Elle se pelotonna contre lui.
« Nous ne sommes même pas encore mariés.
— C’est logique. Il faudrait que ta mère assiste à la cérémonie. Je pourrai peut-être me faire virer par mon patron du Toron et demander une affectation à l’autre bout de la Galaxie. Je suis certain que nous trouverons un monde exotique où le rituel des épousailles ne requiert par la présence des génitrices. »
Nemia fit un geste pour réduire l’intensité lumineuse de la pièce. Elle resta un long moment allongée sans rien dire, plongée dans un débat intérieur, à écouter respirer son Hiranimus.
« Je sais une chose que tu ignores, murmura-t-elle dans le noir.
— Je n’en doute pas, mademoiselle la spécialiste de la psycho quantronique.
— Je ne suis pas censée te le révéler avant notre arrivée.
— Dis-le-moi !
— Je fais durer le plaisir parce c’est le plus exquis des secrets. »
Il lui tourna le dos dans leur filet et grommela.
Elle se colla à lui pour épouser ses contours en apesanteur.
« Tu n’auras pas de patron, là-bas. Tu seras ton propre maître. »
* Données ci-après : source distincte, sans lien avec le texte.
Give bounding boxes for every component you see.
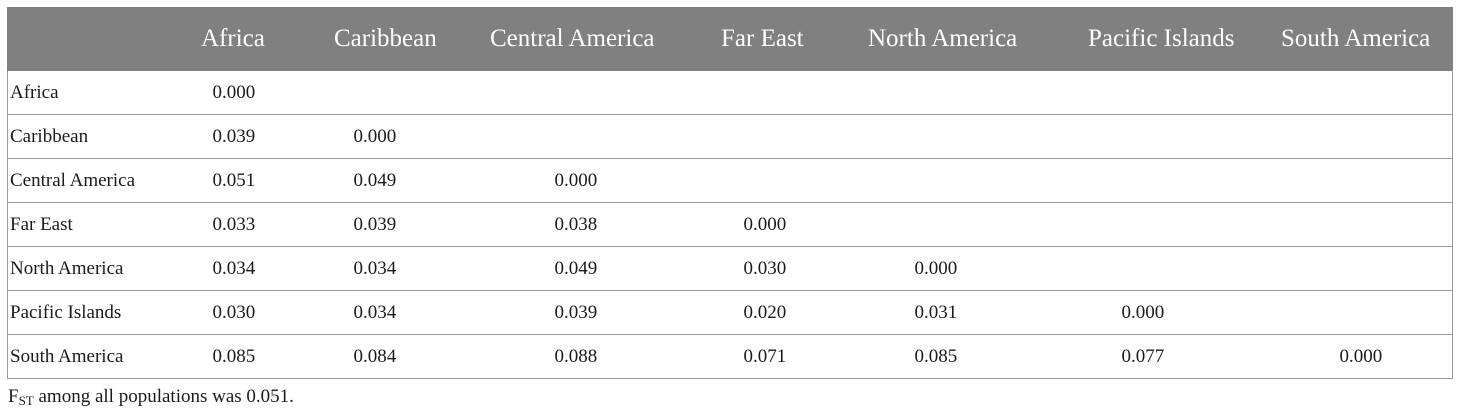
table-cell: 0.085 bbox=[200, 334, 321, 379]
table-body: Africa 0.000 Caribbean 0.039 0.000 Central Am… bbox=[7, 70, 1453, 379]
table-cell: 0.049 bbox=[320, 158, 482, 203]
footnote-text: among all populations was 0.051. bbox=[33, 386, 294, 407]
row-label: Central America bbox=[7, 158, 201, 203]
footnote-subscript: ST bbox=[18, 393, 34, 408]
table-cell: 0.000 bbox=[320, 114, 482, 159]
table-cell: 0.071 bbox=[712, 334, 854, 379]
table-cell: 0.030 bbox=[712, 246, 854, 291]
table-cell: 0.039 bbox=[200, 114, 321, 159]
table-cell: 0.030 bbox=[200, 290, 321, 335]
table-row: Far East 0.033 0.039 0.038 0.000 bbox=[7, 202, 1453, 247]
table-row: North America 0.034 0.034 0.049 0.030 0.000 bbox=[7, 246, 1453, 291]
table-cell bbox=[853, 114, 1068, 159]
header-central-america: Central America bbox=[481, 7, 713, 71]
table-cell: 0.088 bbox=[481, 334, 713, 379]
header-africa: Africa bbox=[200, 7, 321, 71]
table-cell: 0.085 bbox=[853, 334, 1068, 379]
table-cell: 0.031 bbox=[853, 290, 1068, 335]
table-cell bbox=[1274, 70, 1453, 115]
row-label: Far East bbox=[7, 202, 201, 247]
row-label: Caribbean bbox=[7, 114, 201, 159]
table-cell: 0.000 bbox=[712, 202, 854, 247]
table-cell: 0.039 bbox=[320, 202, 482, 247]
table-cell bbox=[1067, 246, 1275, 291]
row-label: North America bbox=[7, 246, 201, 291]
row-label: Africa bbox=[7, 70, 201, 115]
table-row: Pacific Islands 0.030 0.034 0.039 0.020 0.031… bbox=[7, 290, 1453, 335]
table-cell bbox=[853, 202, 1068, 247]
table-row: Africa 0.000 bbox=[7, 70, 1453, 115]
table-header: Africa Caribbean Central America Far Eas… bbox=[7, 7, 1453, 71]
header-corner bbox=[7, 7, 201, 71]
table-cell: 0.000 bbox=[1067, 290, 1275, 335]
table-footnote: FST among all populations was 0.051. bbox=[8, 386, 294, 409]
table-cell bbox=[1067, 158, 1275, 203]
table-cell: 0.020 bbox=[712, 290, 854, 335]
table-cell: 0.000 bbox=[853, 246, 1068, 291]
table-cell: 0.049 bbox=[481, 246, 713, 291]
table-cell bbox=[481, 70, 713, 115]
table-cell bbox=[1067, 70, 1275, 115]
table-cell: 0.000 bbox=[200, 70, 321, 115]
table-cell bbox=[853, 158, 1068, 203]
header-south-america: South America bbox=[1274, 7, 1453, 71]
table-cell bbox=[1274, 290, 1453, 335]
table-cell bbox=[1274, 246, 1453, 291]
row-label: South America bbox=[7, 334, 201, 379]
header-caribbean: Caribbean bbox=[320, 7, 482, 71]
table-cell: 0.034 bbox=[200, 246, 321, 291]
table-cell: 0.039 bbox=[481, 290, 713, 335]
header-row: Africa Caribbean Central America Far Eas… bbox=[7, 7, 1453, 71]
table-cell bbox=[1274, 114, 1453, 159]
table-cell: 0.034 bbox=[320, 246, 482, 291]
table-cell bbox=[1274, 202, 1453, 247]
table-cell bbox=[1067, 202, 1275, 247]
row-label: Pacific Islands bbox=[7, 290, 201, 335]
table-cell bbox=[1067, 114, 1275, 159]
table-cell bbox=[853, 70, 1068, 115]
table-cell bbox=[712, 114, 854, 159]
fst-pairwise-table: Africa Caribbean Central America Far Eas… bbox=[7, 7, 1453, 379]
table-cell: 0.033 bbox=[200, 202, 321, 247]
header-far-east: Far East bbox=[712, 7, 854, 71]
header-north-america: North America bbox=[853, 7, 1068, 71]
table-cell bbox=[712, 158, 854, 203]
table-cell: 0.051 bbox=[200, 158, 321, 203]
table-row: Central America 0.051 0.049 0.000 bbox=[7, 158, 1453, 203]
table-cell bbox=[1274, 158, 1453, 203]
table-row: Caribbean 0.039 0.000 bbox=[7, 114, 1453, 159]
table-cell bbox=[320, 70, 482, 115]
table-cell bbox=[481, 114, 713, 159]
table-cell: 0.038 bbox=[481, 202, 713, 247]
table-cell: 0.000 bbox=[481, 158, 713, 203]
table-cell: 0.084 bbox=[320, 334, 482, 379]
header-pacific-islands: Pacific Islands bbox=[1067, 7, 1275, 71]
table-cell: 0.034 bbox=[320, 290, 482, 335]
footnote-symbol: F bbox=[8, 386, 19, 407]
table-row: South America 0.085 0.084 0.088 0.071 0.085 0.… bbox=[7, 334, 1453, 379]
table-cell: 0.077 bbox=[1067, 334, 1275, 379]
table-cell bbox=[712, 70, 854, 115]
table-cell: 0.000 bbox=[1274, 334, 1453, 379]
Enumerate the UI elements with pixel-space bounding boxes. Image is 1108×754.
Il s’extirpa aussitôt de son cocon.
« Comment le sais-tu ?
— Par mon grand-père.
— Il te l’a dit ? Il a tout organisé avant sa mort ?
— Pourquoi imagines-tu que je veux t’épouser ? Tu ne crois tout de même pas que je me contenterais d’un sous-fifre ? Grand-père m’a prise en pitié, mentit-elle. Il m’a aidée à échapper à cet épouvantable raseur que ma mère m’avait destiné. Nous serons très heureux. »
Elle craignait d’être privée de ce bonheur en expiation de ses péchés et elle murmura les mots clés qu’elle avait programmés dans le fam d’Hiranimus lorsqu’il avait cru qu’elle effaçait la personnalité de Kapor.
« Mon Guzbi chéri. »
La réaction d’Hiranimus fut conforme à ce qu’elle avait prévu. Elle était une excellente programmatrice. Même Cloun l’Obstiné aurait bien été forcé de l’admettre.